Vbuf_put_uchar(obj, val)
  register Vbuf* obj;
  unsigned val;
{
  while(obj->dot >= obj->bufsize) expand(obj);
  *(obj->buf + (obj->dot)++) = (unsigned char) val;
  return obj->dot - 1;
}


static void
expand(obj)
  register Vbuf* obj;
{
  if(obj->bufsize == 0 )
    { /* first allocation */
      obj->buf = (unsigned char*)smalloc(INITIAL_SIZE);
      obj->bufsize = INITIAL_SIZE;
    }
  else
    {
      obj->bufsize *= 2;
      obj->buf = (unsigned char*)realloc(obj->buf, obj->bufsize);
    }
}

smryan@garth.UUCP (Steven Ryan) (11/04/88)
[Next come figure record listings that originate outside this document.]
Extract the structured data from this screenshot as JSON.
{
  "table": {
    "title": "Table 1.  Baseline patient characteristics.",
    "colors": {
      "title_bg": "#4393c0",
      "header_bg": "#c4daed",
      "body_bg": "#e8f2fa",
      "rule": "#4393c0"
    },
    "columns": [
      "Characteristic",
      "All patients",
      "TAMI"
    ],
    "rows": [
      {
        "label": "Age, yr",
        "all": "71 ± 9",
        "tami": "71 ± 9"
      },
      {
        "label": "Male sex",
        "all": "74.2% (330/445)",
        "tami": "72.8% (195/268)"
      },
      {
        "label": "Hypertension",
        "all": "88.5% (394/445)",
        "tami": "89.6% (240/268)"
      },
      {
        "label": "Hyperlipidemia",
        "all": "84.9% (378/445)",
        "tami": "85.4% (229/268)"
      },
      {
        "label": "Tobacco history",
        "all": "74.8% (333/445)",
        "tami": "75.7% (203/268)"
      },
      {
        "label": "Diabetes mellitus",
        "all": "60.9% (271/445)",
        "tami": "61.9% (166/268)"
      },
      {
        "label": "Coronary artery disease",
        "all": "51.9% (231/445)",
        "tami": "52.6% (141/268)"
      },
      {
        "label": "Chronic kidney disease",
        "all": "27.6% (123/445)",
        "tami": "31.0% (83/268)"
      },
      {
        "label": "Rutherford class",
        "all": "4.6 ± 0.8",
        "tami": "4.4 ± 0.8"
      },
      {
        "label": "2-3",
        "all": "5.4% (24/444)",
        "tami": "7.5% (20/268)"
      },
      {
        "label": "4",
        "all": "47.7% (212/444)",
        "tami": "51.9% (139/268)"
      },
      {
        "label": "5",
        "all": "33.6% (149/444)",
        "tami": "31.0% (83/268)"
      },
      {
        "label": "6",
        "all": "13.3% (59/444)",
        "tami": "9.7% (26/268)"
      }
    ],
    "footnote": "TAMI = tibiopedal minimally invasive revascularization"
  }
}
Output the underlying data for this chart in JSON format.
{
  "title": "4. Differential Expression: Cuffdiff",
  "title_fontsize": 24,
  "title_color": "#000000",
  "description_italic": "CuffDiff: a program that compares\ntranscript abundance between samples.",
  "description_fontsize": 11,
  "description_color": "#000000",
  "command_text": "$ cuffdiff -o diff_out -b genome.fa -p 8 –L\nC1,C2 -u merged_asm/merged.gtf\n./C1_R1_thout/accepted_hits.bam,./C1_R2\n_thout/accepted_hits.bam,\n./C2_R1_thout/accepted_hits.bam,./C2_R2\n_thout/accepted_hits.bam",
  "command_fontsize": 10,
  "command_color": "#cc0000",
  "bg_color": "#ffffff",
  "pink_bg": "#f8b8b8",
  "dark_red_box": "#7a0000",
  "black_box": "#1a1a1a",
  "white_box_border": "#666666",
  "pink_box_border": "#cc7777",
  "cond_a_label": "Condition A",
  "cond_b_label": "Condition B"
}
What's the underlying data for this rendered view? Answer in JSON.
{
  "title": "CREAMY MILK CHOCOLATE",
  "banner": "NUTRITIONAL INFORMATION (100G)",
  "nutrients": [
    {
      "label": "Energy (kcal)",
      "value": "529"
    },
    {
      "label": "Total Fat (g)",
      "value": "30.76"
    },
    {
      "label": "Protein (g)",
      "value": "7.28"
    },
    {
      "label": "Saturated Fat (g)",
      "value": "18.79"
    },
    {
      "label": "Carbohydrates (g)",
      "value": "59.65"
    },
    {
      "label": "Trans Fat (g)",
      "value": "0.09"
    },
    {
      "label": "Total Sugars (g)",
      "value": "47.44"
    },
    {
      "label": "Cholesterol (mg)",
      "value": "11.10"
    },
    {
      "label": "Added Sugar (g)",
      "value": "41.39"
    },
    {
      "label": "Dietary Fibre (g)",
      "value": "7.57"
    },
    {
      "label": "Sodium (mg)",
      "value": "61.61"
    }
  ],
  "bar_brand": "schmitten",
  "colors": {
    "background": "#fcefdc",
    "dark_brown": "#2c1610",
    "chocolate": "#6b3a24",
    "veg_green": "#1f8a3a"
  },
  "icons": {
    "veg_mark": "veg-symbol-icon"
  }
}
The problem is that allocating by some multiple badly approximates the required
size after a number of iterations.

Getting back to the original point: Make sure the basic algorithm is good.

(1) Can you never have the case where the next realloc will require more
    memory than available even though the actual size needed will fit?

(2) Can you avoid storage fragmentation so that only the current allocation
    exists and not all previous incarnations?
-- 
                                                   -- s m ryan
+--------------------------+-----------------------------------------------+
|Canada -- where American  |  The world will have peace. The question is   |
|subsidies are unfair.     |  whether people will be there to enjoy it.    |
+--------------------------+-----------------------------------------------+

daveb@geaclib.UUCP (David Collier-Brown) (11/06/88)

 From article <1709@garth.UUCP>, by smryan@garth.UUCP (Steven Ryan):
>> Well, gee, how do you allocate an indefinite sized array?
> 
> Glad you asked. I stuff it down a stack, each element individually
> handcrafted with malloc, until I've reached the end and know exactly
> how big it is. Then, IF I need random access, I copy it to an array.
> Linear time.


  A variant on that is to write a recursive function which declares
a fixed-size buffer, fills that and then recurses. On the way "up" it
mallocs a single correct-size buffer and copues each chunk into it.
This mitigates some of the problems mentioned by djones @
megatest.UUCP (Dave Jones).
  I posted a getline function some months ago that did just that.

  Needless to say, this works best when 
	1) the variation of the maximum size is only an order of
	   magnitude or so, and
	2) you start with a largish size for the declared buffer.

--dave c-b
-- 
 David Collier-Brown.  | yunexus!lethe!dave
 Interleaf Canada Inc. |
 1550 Enterprise Rd.   | HE's so smart he's dumb.
 Mississauga, Ontario  |       --Joyce C-B